The suggestions came at a seminar on Monday organised by private think tank South Asian Network for Economic Modeling (SANEM) in Dhaka.

"We need to focus not only on price competitiveness but also on quality," said Dr. Selim Raihan, executive director of SANEM.

He was presenting a keynote paper on the future of RMG industry in Bangladesh.

"We need to move up the value chain. From traditional products, we need to move to branded products," he added.

Dr. Raihan noted that the ongoing trade war between the United States (US) and China was already posing some uncertainties to the global trade regime.

"We are going to enter an era where lead time is going to matter, distance is going to matter," he said.

"In the future, the US may tend to ship much more of its imports from Mexico or Europe will ship much more of its imports from Turkey due to lower lead time and geographical proximity," he added.

The SANEM executive director noted Bangladesh's apparel industry is seriously lacking skilled labour force, which is hurting the scope of moving up the value chain.

"In near future, Vietnam is going to pose a threat to our RMG market and that threat would come not in terms of price competitiveness but in terms of quality," Dr Raihan said.

"Already, a good portion of manufacturing jobs is shifting from China to countries like Vietnam and Cambodia but Bangladesh is yet to take benefit of that," he added.

Dr. Raihan noted managing the labour regime is an issue of serious concern for the local garment industry.

"Apart from ensuring adequate wage for the garment workers, workplace safety and compliance issues need to be addressed to remain competitive in the global apparel market," he said.

Quoting an ongoing international study, chairman of SANEM Dr. Bazlul Haque Khondker said apparel workers in Bangladesh work for 60 hours per week while it is 47 hours in Cambodia and 46 hours in India.

"At the same time, 54 per cent of garment workers are living below the minimum wage," he said, quoting the study.

Former governor of Bangladesh Bank Dr. Atiur Rahman, who chaired the event, called for introducing a pension scheme for the garments workers.

"Government, garment factory owners and workers need to work together to introduce this pension scheme in the apparel industry," Atiur said.

The former central bank governor also called for establishing a green transformation fund to encourage the industries to go green.

"We need to have a dedicated green transformation fund not only in Bangladesh Bank but also from the government," he said.

"We need to brand Bangladesh as a source of green textiles," Atiur added.

Experts at the seminar also emphasised incentivising other potential sectors to diversify the export basket.

"Bangladesh is struggling with its policy regime," said Dr. Zaidi Sattar, chairman of the Policy Research Institute of Bangladesh (PRI).

"We have hundreds of exportable items but we are not giving them the same incentives and policy regimes that we gave to the garment sector back in the early 80s", he added.

Speakers at the seminar also called for better integration with regional and international market to expand the export market.

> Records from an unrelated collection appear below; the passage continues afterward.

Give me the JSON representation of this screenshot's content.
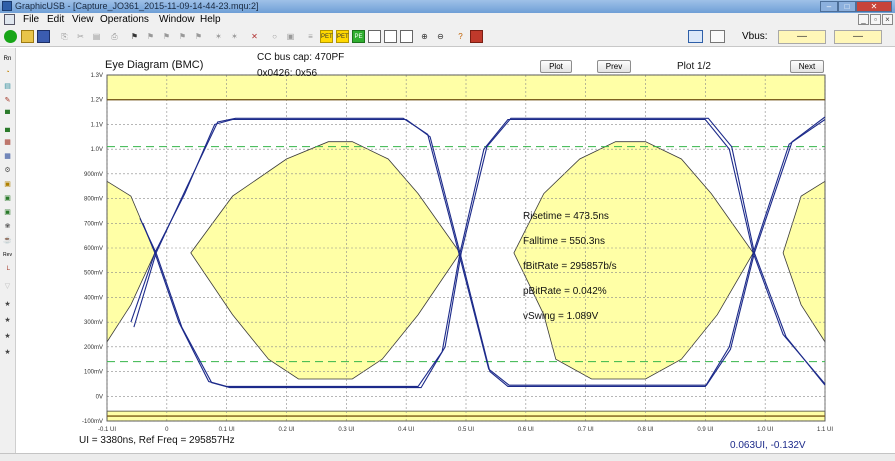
{
  "window": {
    "title": "GraphicUSB - [Capture_JO361_2015-11-09-14-44-23.mqu:2]",
    "minimize_glyph": "–",
    "maximize_glyph": "□",
    "close_glyph": "✕"
  },
  "menu": {
    "items": [
      "File",
      "Edit",
      "View",
      "Operations",
      "Window",
      "Help"
    ],
    "mdi_minimize": "_",
    "mdi_restore": "▫",
    "mdi_close": "×"
  },
  "toolbar": {
    "vbus_label": "Vbus:",
    "vbus_value_1": "—",
    "vbus_value_2": "—",
    "icon_names": [
      "run-icon",
      "open-icon",
      "save-icon",
      "copy-icon",
      "cut-icon",
      "paste-icon",
      "print-icon",
      "find-icon",
      "find-next-icon",
      "filter-icon",
      "pet-icon",
      "pet-green-icon",
      "zoom-in-icon",
      "zoom-out-icon",
      "help-icon",
      "exit-icon"
    ]
  },
  "palette": {
    "header": "Rn",
    "items": [
      "clock-icon",
      "tt-icon",
      "probe-icon",
      "bar-icon",
      "bars-icon",
      "pattern-icon",
      "grid-icon",
      "gear-icon",
      "box-icon",
      "pe-icon",
      "pt-icon",
      "lamp-icon",
      "cup-icon",
      "rev-icon",
      "chart-icon",
      "funnel-icon",
      "walk-icon",
      "run-man-icon",
      "jump-icon",
      "sprint-icon"
    ],
    "rev_label": "Rev"
  },
  "plot": {
    "title": "Eye Diagram (BMC)",
    "cc_bus_cap": "CC bus cap: 470PF",
    "address": "0x0426: 0x56",
    "buttons": {
      "plot": "Plot",
      "prev": "Prev",
      "next": "Next"
    },
    "page_label": "Plot 1/2",
    "measurements": {
      "risetime": "Risetime = 473.5ns",
      "falltime": "Falltime = 550.3ns",
      "fbitrate": "fBitRate = 295857b/s",
      "pbitrate": "pBitRate = 0.042%",
      "vswing": "vSwing = 1.089V"
    },
    "footer_ui": "UI = 3380ns, Ref Freq = 295857Hz",
    "cursor_readout": "0.063UI, -0.132V",
    "colors": {
      "mask_fill": "#ffffa6",
      "mask_outline": "#3a3a3a",
      "trace": "#1c2a8a",
      "limit_line": "#7a5a16",
      "dashed_threshold": "#35b54a",
      "grid": "#8a8a8a"
    }
  },
  "chart_data": {
    "type": "line",
    "title": "Eye Diagram (BMC)",
    "xlabel": "",
    "ylabel": "",
    "x_ticks": [
      "-0.1 UI",
      "0",
      "0.1 UI",
      "0.2 UI",
      "0.3 UI",
      "0.4 UI",
      "0.5 UI",
      "0.6 UI",
      "0.7 UI",
      "0.8 UI",
      "0.9 UI",
      "1.0 UI",
      "1.1 UI"
    ],
    "y_ticks": [
      "1.3V",
      "1.2V",
      "1.1V",
      "1.0V",
      "900mV",
      "800mV",
      "700mV",
      "600mV",
      "500mV",
      "400mV",
      "300mV",
      "200mV",
      "100mV",
      "0V",
      "-100mV"
    ],
    "xlim": [
      -0.1,
      1.1
    ],
    "ylim": [
      -0.1,
      1.3
    ],
    "grid": true,
    "limits": {
      "upper_V": 1.2,
      "lower_V": -0.08,
      "threshold_high_V": 1.01,
      "threshold_low_V": 0.14
    },
    "mask_polygons": [
      {
        "name": "left-eye",
        "points": [
          [
            -0.1,
            0.87
          ],
          [
            -0.06,
            0.81
          ],
          [
            -0.02,
            0.58
          ],
          [
            -0.06,
            0.37
          ],
          [
            -0.1,
            0.22
          ]
        ]
      },
      {
        "name": "center-eye",
        "points": [
          [
            0.04,
            0.58
          ],
          [
            0.11,
            0.81
          ],
          [
            0.2,
            0.96
          ],
          [
            0.27,
            1.03
          ],
          [
            0.31,
            1.03
          ],
          [
            0.37,
            0.96
          ],
          [
            0.42,
            0.82
          ],
          [
            0.49,
            0.58
          ],
          [
            0.42,
            0.33
          ],
          [
            0.36,
            0.15
          ],
          [
            0.31,
            0.07
          ],
          [
            0.22,
            0.07
          ],
          [
            0.17,
            0.15
          ],
          [
            0.11,
            0.33
          ]
        ]
      },
      {
        "name": "right-eye",
        "points": [
          [
            0.58,
            0.58
          ],
          [
            0.63,
            0.82
          ],
          [
            0.69,
            0.96
          ],
          [
            0.75,
            1.03
          ],
          [
            0.8,
            1.03
          ],
          [
            0.86,
            0.96
          ],
          [
            0.91,
            0.82
          ],
          [
            0.98,
            0.58
          ],
          [
            0.92,
            0.33
          ],
          [
            0.86,
            0.15
          ],
          [
            0.8,
            0.07
          ],
          [
            0.71,
            0.07
          ],
          [
            0.65,
            0.15
          ],
          [
            0.63,
            0.33
          ]
        ]
      },
      {
        "name": "far-right-eye",
        "points": [
          [
            1.1,
            0.87
          ],
          [
            1.06,
            0.81
          ],
          [
            1.03,
            0.58
          ],
          [
            1.06,
            0.37
          ],
          [
            1.1,
            0.22
          ]
        ]
      },
      {
        "name": "top-band",
        "points": [
          [
            -0.1,
            1.3
          ],
          [
            1.1,
            1.3
          ],
          [
            1.1,
            1.2
          ],
          [
            -0.1,
            1.2
          ]
        ]
      },
      {
        "name": "bottom-band",
        "points": [
          [
            -0.1,
            -0.06
          ],
          [
            1.1,
            -0.06
          ],
          [
            1.1,
            -0.1
          ],
          [
            -0.1,
            -0.1
          ]
        ]
      }
    ],
    "series": [
      {
        "values": [
          [
            -0.06,
            0.3
          ],
          [
            -0.02,
            0.58
          ],
          [
            0.03,
            0.82
          ],
          [
            0.08,
            1.1
          ],
          [
            0.11,
            1.12
          ],
          [
            0.4,
            1.12
          ],
          [
            0.44,
            1.05
          ],
          [
            0.49,
            0.58
          ],
          [
            0.54,
            0.1
          ],
          [
            0.57,
            0.04
          ],
          [
            0.9,
            0.04
          ],
          [
            0.94,
            0.2
          ],
          [
            0.98,
            0.58
          ],
          [
            1.04,
            1.02
          ],
          [
            1.1,
            1.12
          ]
        ]
      },
      {
        "values": [
          [
            -0.04,
            0.7
          ],
          [
            -0.02,
            0.58
          ],
          [
            0.02,
            0.3
          ],
          [
            0.07,
            0.06
          ],
          [
            0.1,
            0.04
          ],
          [
            0.42,
            0.04
          ],
          [
            0.46,
            0.18
          ],
          [
            0.49,
            0.58
          ],
          [
            0.53,
            1.0
          ],
          [
            0.57,
            1.12
          ],
          [
            0.9,
            1.12
          ],
          [
            0.94,
            1.0
          ],
          [
            0.98,
            0.58
          ],
          [
            1.03,
            0.25
          ],
          [
            1.1,
            0.05
          ]
        ]
      },
      {
        "values": [
          [
            -0.055,
            0.28
          ],
          [
            -0.018,
            0.58
          ],
          [
            0.032,
            0.84
          ],
          [
            0.085,
            1.11
          ],
          [
            0.115,
            1.125
          ],
          [
            0.395,
            1.125
          ],
          [
            0.436,
            1.06
          ],
          [
            0.488,
            0.58
          ],
          [
            0.538,
            0.11
          ],
          [
            0.572,
            0.045
          ],
          [
            0.902,
            0.045
          ],
          [
            0.942,
            0.19
          ],
          [
            0.982,
            0.58
          ],
          [
            1.045,
            1.03
          ],
          [
            1.1,
            1.13
          ]
        ]
      },
      {
        "values": [
          [
            -0.045,
            0.72
          ],
          [
            -0.018,
            0.58
          ],
          [
            0.025,
            0.28
          ],
          [
            0.075,
            0.055
          ],
          [
            0.105,
            0.035
          ],
          [
            0.425,
            0.035
          ],
          [
            0.465,
            0.2
          ],
          [
            0.492,
            0.58
          ],
          [
            0.535,
            1.01
          ],
          [
            0.575,
            1.125
          ],
          [
            0.905,
            1.125
          ],
          [
            0.944,
            1.01
          ],
          [
            0.982,
            0.58
          ],
          [
            1.035,
            0.24
          ],
          [
            1.1,
            0.045
          ]
        ]
      }
    ]
  }
}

"We need to integrate our economy regionally through platforms like the SAARC and the BIMSTEC," said member of the Planning Commission Professor Dr. Shamsul Alam.

"This, in turn, would help us expand our market within the region," he added.

Professor Alam noted Bangladesh's lack of Free Trade Agreements with countries around the world.

"While Vietnam has free trade agreements with around 20 countries, we have none", he said.

"There is a serious lack of marketing and negotiation capacity from Bangladesh side," said Fazlee Shamim Ehsan, vice president of the Bangladesh Knitwear Manufacturers and Exporters Association (BKMEA).

Chief executive officer of Bangladesh Foreign Trade Institute Ali Ahmed also spoke at the event.